First, I realize there are other architectures that get around this challenge. But I really want the richness and flexibility of Swing with the simplicity and flexibility of directly talking to the database. I don't want to burden the users with hardware keys/dongles. So instead of debating alternatives, let's focus the question to this:
Can the architecture shown above be secured (within the reasonable needs and resources of a common small business, not Top Secret military) ?
If so, how?
From what I've learned one good approach is:
1) Human user gives their own logon name and password to the Swing app.
2) The Swing app makes a secure connection (TLS/SSL) to a little password app or servlet passing the credentials (user name, user password plus a salt (perhaps).
3) The little password app or servlet (a) authenticates that user, and (b) returns the current JDBC password.
3) The Swing app stores that JDBC password in memory.
4) The Swing app uses that JDBC password plus a salt (perhaps) to make a JDBC connection to the database over TLS/SSL.
Diagram of these steps:
Assuming the TLS/SSL is reliable, to break this and gain direct access to the database, an outside hacker would have to know a user's name and password, attach a debugger or memory-scanner to the Swing app to locate the JDBC password held temporarily in memory, and decompile the Swing app to find any hard-coded salt values. And we have the advantage of being able to change the JDBC password at anytime. So, not impenetrable, but also not easy to break. Is this correct?
Is there a better approach to accomplish the same goals?

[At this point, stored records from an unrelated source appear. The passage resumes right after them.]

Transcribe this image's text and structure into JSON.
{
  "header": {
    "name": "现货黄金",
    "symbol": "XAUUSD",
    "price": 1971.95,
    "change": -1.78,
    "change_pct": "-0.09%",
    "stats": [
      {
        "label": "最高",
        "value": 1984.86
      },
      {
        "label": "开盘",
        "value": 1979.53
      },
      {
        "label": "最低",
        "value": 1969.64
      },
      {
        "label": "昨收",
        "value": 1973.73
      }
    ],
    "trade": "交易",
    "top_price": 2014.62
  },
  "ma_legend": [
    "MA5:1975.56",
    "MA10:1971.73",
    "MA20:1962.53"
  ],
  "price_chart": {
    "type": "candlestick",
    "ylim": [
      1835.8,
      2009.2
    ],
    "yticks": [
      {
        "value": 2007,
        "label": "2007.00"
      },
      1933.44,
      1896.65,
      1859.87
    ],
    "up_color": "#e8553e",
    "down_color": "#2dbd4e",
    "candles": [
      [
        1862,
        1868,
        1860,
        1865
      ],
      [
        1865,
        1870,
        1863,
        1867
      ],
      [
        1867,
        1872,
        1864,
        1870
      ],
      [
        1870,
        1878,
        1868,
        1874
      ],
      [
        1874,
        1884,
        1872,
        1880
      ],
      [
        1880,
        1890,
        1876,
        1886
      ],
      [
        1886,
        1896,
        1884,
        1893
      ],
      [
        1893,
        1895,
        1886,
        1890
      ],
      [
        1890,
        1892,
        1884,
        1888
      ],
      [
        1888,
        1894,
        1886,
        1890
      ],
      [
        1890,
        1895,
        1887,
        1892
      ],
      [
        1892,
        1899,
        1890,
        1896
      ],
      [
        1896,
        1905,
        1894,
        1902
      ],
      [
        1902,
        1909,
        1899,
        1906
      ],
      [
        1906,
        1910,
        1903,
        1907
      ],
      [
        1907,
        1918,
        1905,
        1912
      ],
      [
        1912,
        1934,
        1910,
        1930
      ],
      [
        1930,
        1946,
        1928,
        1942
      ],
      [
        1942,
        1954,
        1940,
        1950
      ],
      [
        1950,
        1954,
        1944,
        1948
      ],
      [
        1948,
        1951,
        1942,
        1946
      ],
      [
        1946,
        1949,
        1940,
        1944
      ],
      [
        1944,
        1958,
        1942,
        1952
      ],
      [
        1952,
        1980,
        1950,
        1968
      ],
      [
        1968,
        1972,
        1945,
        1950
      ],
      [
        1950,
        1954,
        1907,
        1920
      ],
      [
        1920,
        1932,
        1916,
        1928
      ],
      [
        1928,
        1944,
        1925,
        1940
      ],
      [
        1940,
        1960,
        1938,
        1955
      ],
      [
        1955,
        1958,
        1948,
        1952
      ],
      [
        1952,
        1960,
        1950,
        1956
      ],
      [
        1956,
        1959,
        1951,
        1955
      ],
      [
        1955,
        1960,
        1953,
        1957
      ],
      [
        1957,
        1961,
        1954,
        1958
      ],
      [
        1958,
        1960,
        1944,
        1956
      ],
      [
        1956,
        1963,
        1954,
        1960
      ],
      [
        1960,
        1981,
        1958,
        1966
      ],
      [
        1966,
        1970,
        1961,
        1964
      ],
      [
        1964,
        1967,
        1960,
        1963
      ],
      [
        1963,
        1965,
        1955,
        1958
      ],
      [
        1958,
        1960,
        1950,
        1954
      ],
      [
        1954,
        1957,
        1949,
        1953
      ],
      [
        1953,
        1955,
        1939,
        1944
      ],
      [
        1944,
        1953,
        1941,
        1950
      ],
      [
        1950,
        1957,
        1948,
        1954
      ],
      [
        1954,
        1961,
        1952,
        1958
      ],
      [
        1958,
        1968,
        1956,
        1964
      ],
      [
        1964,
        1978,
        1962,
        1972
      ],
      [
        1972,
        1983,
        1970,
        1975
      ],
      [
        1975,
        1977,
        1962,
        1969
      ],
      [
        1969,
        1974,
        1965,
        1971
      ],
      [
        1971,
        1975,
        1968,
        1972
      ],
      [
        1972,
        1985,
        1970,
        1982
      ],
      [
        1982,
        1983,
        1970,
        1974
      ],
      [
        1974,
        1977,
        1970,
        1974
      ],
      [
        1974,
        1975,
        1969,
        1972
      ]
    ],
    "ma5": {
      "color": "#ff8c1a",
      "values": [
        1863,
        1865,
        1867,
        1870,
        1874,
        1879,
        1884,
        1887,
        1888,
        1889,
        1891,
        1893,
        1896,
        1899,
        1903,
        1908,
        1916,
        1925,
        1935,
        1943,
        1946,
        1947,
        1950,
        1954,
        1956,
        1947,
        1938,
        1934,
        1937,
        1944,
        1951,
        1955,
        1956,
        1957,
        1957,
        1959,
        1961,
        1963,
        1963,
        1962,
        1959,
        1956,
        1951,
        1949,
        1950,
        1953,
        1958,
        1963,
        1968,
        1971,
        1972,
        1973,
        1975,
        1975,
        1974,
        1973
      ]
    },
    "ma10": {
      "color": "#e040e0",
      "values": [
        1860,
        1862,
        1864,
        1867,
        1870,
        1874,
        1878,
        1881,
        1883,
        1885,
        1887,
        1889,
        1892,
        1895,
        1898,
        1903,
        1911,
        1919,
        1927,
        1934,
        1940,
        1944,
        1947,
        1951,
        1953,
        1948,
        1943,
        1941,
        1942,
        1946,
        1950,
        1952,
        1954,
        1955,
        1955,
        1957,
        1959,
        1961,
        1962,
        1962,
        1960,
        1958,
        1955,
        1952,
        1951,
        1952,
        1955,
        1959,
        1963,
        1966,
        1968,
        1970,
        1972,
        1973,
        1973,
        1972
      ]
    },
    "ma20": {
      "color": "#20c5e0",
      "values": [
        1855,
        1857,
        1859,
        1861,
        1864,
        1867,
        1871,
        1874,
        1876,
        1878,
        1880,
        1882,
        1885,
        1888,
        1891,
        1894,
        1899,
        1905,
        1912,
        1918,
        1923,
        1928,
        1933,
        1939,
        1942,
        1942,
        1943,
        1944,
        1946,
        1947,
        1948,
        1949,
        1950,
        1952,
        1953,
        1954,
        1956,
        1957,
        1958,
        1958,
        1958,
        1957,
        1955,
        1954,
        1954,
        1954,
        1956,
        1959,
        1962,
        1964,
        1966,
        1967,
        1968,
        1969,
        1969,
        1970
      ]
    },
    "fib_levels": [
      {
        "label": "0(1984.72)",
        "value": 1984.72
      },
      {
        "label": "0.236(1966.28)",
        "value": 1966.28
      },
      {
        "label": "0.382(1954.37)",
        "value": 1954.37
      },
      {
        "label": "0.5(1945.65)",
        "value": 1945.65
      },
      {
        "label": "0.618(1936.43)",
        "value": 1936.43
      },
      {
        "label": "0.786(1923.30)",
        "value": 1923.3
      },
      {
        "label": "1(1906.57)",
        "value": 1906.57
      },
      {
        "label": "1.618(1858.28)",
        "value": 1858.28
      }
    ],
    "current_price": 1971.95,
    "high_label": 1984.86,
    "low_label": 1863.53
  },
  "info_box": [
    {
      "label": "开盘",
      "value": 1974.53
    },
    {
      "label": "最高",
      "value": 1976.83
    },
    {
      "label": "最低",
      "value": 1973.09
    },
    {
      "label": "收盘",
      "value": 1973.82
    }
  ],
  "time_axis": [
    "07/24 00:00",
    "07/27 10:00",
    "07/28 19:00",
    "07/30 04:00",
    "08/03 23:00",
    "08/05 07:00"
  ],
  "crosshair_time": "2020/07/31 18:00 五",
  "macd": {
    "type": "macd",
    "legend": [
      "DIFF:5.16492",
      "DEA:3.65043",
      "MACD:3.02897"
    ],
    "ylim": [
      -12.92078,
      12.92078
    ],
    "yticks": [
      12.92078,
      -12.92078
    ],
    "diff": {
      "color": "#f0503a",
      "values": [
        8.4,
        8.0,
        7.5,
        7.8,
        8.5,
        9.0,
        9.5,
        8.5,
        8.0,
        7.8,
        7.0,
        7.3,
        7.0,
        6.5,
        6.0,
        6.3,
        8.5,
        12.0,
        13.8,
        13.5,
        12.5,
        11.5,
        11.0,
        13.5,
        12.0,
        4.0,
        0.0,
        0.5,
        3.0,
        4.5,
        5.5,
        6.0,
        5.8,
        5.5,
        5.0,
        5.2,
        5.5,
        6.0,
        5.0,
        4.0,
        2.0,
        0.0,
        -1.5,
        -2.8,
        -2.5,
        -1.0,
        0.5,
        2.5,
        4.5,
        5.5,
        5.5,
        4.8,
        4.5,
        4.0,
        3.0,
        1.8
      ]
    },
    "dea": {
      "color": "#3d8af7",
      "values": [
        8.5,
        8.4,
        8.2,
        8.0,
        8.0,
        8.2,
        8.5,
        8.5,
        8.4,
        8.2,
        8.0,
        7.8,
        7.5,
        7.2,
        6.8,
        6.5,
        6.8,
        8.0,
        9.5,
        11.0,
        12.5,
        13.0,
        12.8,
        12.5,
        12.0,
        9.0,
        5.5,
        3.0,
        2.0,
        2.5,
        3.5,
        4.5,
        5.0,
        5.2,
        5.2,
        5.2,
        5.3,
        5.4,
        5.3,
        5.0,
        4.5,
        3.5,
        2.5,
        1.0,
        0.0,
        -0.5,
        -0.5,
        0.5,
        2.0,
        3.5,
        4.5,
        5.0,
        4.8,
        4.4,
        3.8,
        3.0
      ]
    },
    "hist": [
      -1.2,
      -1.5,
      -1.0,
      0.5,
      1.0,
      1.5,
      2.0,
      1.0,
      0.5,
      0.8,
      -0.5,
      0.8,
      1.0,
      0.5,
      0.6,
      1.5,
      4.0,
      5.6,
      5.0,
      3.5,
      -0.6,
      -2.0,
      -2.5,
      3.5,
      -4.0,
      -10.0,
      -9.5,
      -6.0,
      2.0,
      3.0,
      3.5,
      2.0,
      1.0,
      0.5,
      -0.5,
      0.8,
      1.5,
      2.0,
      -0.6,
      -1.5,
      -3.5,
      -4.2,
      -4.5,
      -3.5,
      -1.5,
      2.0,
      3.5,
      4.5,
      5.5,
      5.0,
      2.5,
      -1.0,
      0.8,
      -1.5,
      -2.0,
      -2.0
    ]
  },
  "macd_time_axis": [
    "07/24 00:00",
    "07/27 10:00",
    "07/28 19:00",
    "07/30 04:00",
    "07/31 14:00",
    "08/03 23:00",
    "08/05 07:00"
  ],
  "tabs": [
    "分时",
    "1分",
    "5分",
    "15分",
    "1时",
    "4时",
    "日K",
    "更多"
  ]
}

Sounds reasonable. However, you can make this stronger by using a client certificate in a JKS/JCEKS file that provides strong-authentication without the burden of the hardware (http://www.coderanch.com/t/554774/Security/Connect-SSL-client-Certificate-java). What does it buy you on top of what you've designed? The inability of an attacker to launch a dictionary/rainbow-table attack on the servlet.